Nous n'avons point conservé l'épitaphe d'Etienne qui succéda à Lucius (254), et fut comme lui déposé, après son martyre, dans l'hypogée des papes. Sixte II, successeur d'Etienne (257), a laissé une mémoire plus imposante que les autres pontifes qui sont venus, depuis Zéphyrin, reposer dans ce cimetière. Il eut la gloire de lui donner son nom, et c'est ainsi que cette région est si souvent appelée Ad sanctum Xystum, Ad sanctum Systam ou Sustum. La grandeur du martyre de Sixte avait ému les peuples, et un témoignage unique aux catacombes, celui d'une chaire de marbre teinte du sang pontifical, contribuait à maintenir ce sentiment d'admiration qu'attestent les nombreux graphites, tracés à l'entrée de la salle funéraire, et sur lesquels le nom de Sixte est si souvent répété avec l'accent de l'admiration et de la confiance.
L'empereur Valérien avait compris que le centre de vie pour le christianisme, à Rome, était dans les cimetières, et, le premier des princes persécuteurs de l'Eglise, il avait fini par publier un édit qui en interdisait l'accès aux fidèles. Les catacombes, n'étant plus désormais inviolables, allaient courir les plus grands dangers de la part des païens, si une active prévoyance ne faisait prendre des mesures pour en rendre impossible l'envahissement. On trouva moyen de couper les escaliers, d'obstruer les voies dans tous les quartiers importants, et de mettre par là en sûreté les trésors sacrés qui s'étaient accumulés durant deux siècles entiers dans les sanctuaires de Rome souterraine. Pour pénétrer désormais dans les cimetières, il fallut d'autres itinéraires, et des guides auraient été nécessaires aux païens s'ils avaient tenté sérieusement d'y pénétrer. Cet état de choses dura, sauf de courts intervalles, jusqu'à la paix de l'Eglise, qui restitua à la fois aux chrétiens et les cimetières qu'ils avaient creusés sous le sol et les églises que, depuis la première moitié du troisième siècle, ils bâtissaient déjà au grand jour, particulièrement en Orient. Les édits qui interdisaient les réunions dans les cimetières ne portaient rien moins que la peine de mort contre les infracteurs ; mais certaines fonctions qu'avait à remplir le pontife l'obligeaient souvent d'enfreindre de telles prohibitions.
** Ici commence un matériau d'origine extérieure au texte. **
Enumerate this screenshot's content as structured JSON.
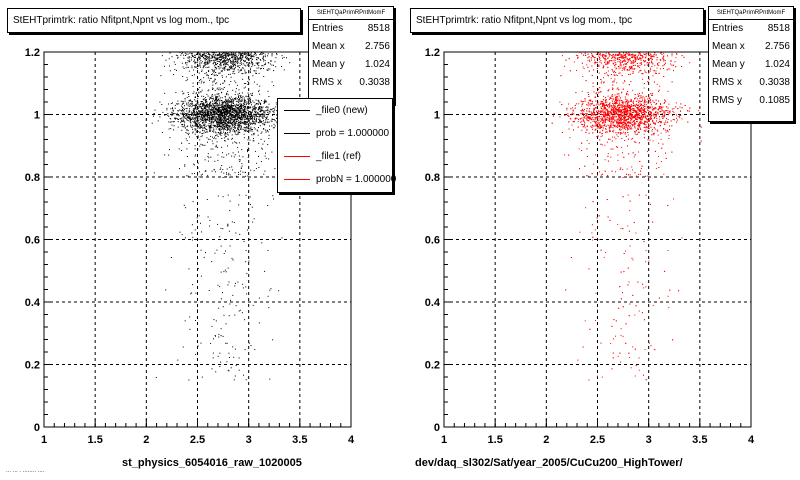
{
  "chart_data": [
    {
      "type": "scatter",
      "title": "StEHTprimtrk: ratio Nfitpnt,Npnt vs log mom., tpc",
      "xlabel": "st_physics_6054016_raw_1020005",
      "ylabel": "",
      "xlim": [
        1,
        4
      ],
      "ylim": [
        0,
        1.2
      ],
      "xticks": [
        "1",
        "1.5",
        "2",
        "2.5",
        "3",
        "3.5",
        "4"
      ],
      "yticks": [
        "0",
        "0.2",
        "0.4",
        "0.6",
        "0.8",
        "1",
        "1.2"
      ],
      "grid": true,
      "marker_color": "#000000",
      "stats": {
        "name": "StEHTQaPrimRPntMomF",
        "rows": [
          {
            "label": "Entries",
            "value": "8518"
          },
          {
            "label": "Mean x",
            "value": "2.756"
          },
          {
            "label": "Mean y",
            "value": "1.024"
          },
          {
            "label": "RMS x",
            "value": "0.3038"
          }
        ]
      },
      "legend": [
        {
          "label": "_file0 (new)",
          "color": "#000000"
        },
        {
          "label": "prob = 1.000000",
          "color": "#000000"
        },
        {
          "label": "_file1 (ref)",
          "color": "#ff0000"
        },
        {
          "label": "probN = 1.000000",
          "color": "#ff0000"
        }
      ],
      "distribution": {
        "entries": 8518,
        "mean_x": 2.756,
        "rms_x": 0.3038,
        "mean_y": 1.024,
        "rms_y": 0.1085,
        "x_range": [
          2.0,
          3.6
        ],
        "main_band_y": 1.0,
        "upper_band_y": 1.18
      }
    },
    {
      "type": "scatter",
      "title": "StEHTprimtrk: ratio Nfitpnt,Npnt vs log mom., tpc",
      "xlabel": "dev/daq_sl302/Sat/year_2005/CuCu200_HighTower/",
      "ylabel": "",
      "xlim": [
        1,
        4
      ],
      "ylim": [
        0,
        1.2
      ],
      "xticks": [
        "1",
        "1.5",
        "2",
        "2.5",
        "3",
        "3.5",
        "4"
      ],
      "yticks": [
        "0",
        "0.2",
        "0.4",
        "0.6",
        "0.8",
        "1",
        "1.2"
      ],
      "grid": true,
      "marker_color": "#ff0000",
      "stats": {
        "name": "StEHTQaPrimRPntMomF",
        "rows": [
          {
            "label": "Entries",
            "value": "8518"
          },
          {
            "label": "Mean x",
            "value": "2.756"
          },
          {
            "label": "Mean y",
            "value": "1.024"
          },
          {
            "label": "RMS x",
            "value": "0.3038"
          },
          {
            "label": "RMS y",
            "value": "0.1085"
          }
        ]
      },
      "distribution": {
        "entries": 8518,
        "mean_x": 2.756,
        "rms_x": 0.3038,
        "mean_y": 1.024,
        "rms_y": 0.1085,
        "x_range": [
          2.0,
          3.6
        ],
        "main_band_y": 1.0,
        "upper_band_y": 1.18
      }
    }
  ],
  "footer": {
    "corner_text": "... ... . ........ ...."
  }
}
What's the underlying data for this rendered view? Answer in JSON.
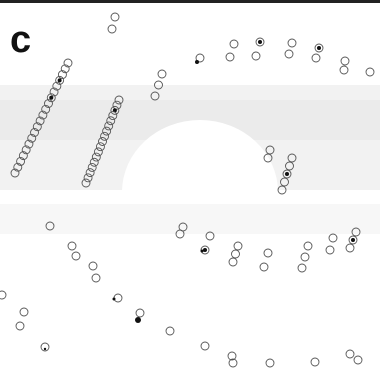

La prudence exigeait par-dessus tout que la crypte papale fût mise hors d'atteinte ; elle fut donc interdite, au moins momentanément, par une soigneuse interception de l'entrée et des voies.
Le cimetière de Prétextat n'était pas, comme celui de Calliste, désigné aux recherches des persécuteurs par un caractère officiel. Un jour du mois d'août 258, Sixte y présida une réunion qui devait laisser un souvenir ineffaçable dans la mémoire des fidèles. Il était assisté des diacres Félicissime et Agapit, et vaquait à une fonction sacrée dans une des salles principales de cet important cimetière. Tout à coup, le lieu de réunion est envahi par des soldats envoyés par le préfet de Rome. Sixte occupait la chaire de marbre, du haut de laquelle il adressait une allocution aux fidèles. Le spectacle si nouveau de ces hommes armés qui venaient mettre la main sur le pontife, saisit de terreur toute l'assemblée, mais sans arrêter l'élan de la foi de ces généreux fidèles. Ils offraient tous leur tête pour sauver celle de leur père. Sixte fut entraîné dans Rome, il comparut et fut condamné à recevoir la mort au lieu même où il avait bravé les édits de César. Comme on l'entraînait par la voie Appienne, son archidiacre Laurent lui reprocha de se rendre sans lui au lieu du sacrifice. — "Dans trois jours tu me suivras", lui répondit le saint pontife. L’escorte qui conduisait Sixte au supplice envahit le cimetière où on l'avait surpris, et ce fut sur la chaire même d'où il avait présidé la sainte assemblée qu'on lui trancha la tête. Cette chaire toute teinte du sang du martyr fut plus tard apportée dans la crypte papale ; elle était adossée, ainsi que nous l'avons dit, au premier tombeau de Cécile. Dès qu'il fut possible, on transféra le corps de Sixte auprès de ses prédécesseurs du troisième siècle ; mais les circonstances si glorieuses de son immolation le firent considérer comme le plus illustre de tous par le peuple fidèle.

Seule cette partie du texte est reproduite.